半途中,陆续看见几拨陆氏兵马朝着观潮山开进,有并州、豫州、司州三路,显然已成了包围之势。
青墨想赶回去帮忙。
毕竟观潮山有难,就是宋夫人有难。
但又心里惦记着陆九渊的生死安危。
主人,一定还在眼巴巴地等他带宋夫人的消息回去。
青墨也知,观潮山高手如云,多他一个不多,少他一个不少。
唯一担心的就是,裴宴辰到底知不知道自己被包围了,有没有准备。
于是,他趁着黑夜,寻了个没人的地方,朝着几路大军聚拢的地方,连放三支信号箭。
无论颜色还是声音,都是陆氏军队中常用的款式。
三声响,火光冲天而起,远在十里之外就能看到。
响声,惊动了所有陆氏兵马,一阵不小的骚动,三路人马连夜逐营盘查,要抓出到底是哪个内奸暴露了大军的行踪。
三路首领也聚在一起,商量了良久,谨慎起见,为防止落入观潮山的陷阱,决定改变了原来既定的行军路线,各自绕路行进。
于是,青墨无形之中,又给裴宴辰争取到了十余日的时间。
此后,他一路向北,昼夜不休,又行了两三日,才终于到了照见山。
可山底下,也已经被陆氏梁州和幽州的兵马围了个密不透风。
陆云开是发誓要将主人和宋夫人一并赶尽杀绝了!
此时,梁州统帅与幽州统帅并肩站在山脚下,打开笼子,放出一只鸽子。
那鸽子,刚飞入山脚树林中,便立刻如纸糊的一般,被一箭刺穿,掉了下去,之后,噗地,尸体被什么东西拖走了。
“是半点不留空儿啊。

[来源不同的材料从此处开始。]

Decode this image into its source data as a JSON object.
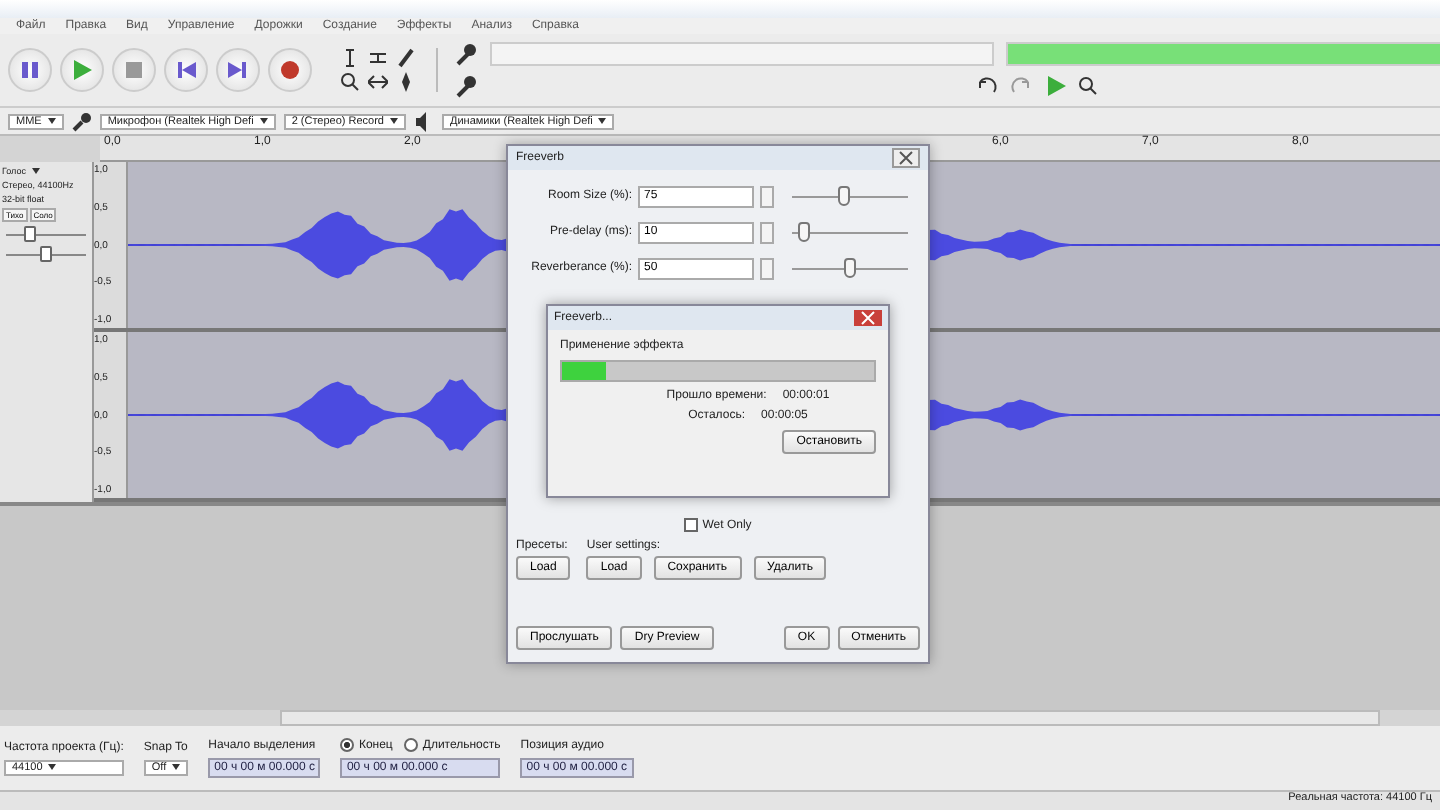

”
两个人叉着腰,叹气,望着既不高,也不大的照见山发愁。
这山,是陆九渊和裴宴辰的师父,已故大宗师温孤雪生前故居和死后陵寝所在。
山名取自《般若波罗蜜多心经》,寓意五蕴皆空,渡一切苦厄。
山中机关重重,森罗密布,如果没有主人允许,任何人都不得随便闯入。
两路大军赶来已经三天了,亏吃了不少,现在是一步也不敢往前走。
从前,温孤雪活着时,也许还能用家国大义跟他讲一讲道理,或者拿陆家这么多年给陆九渊花费的学资说说事儿。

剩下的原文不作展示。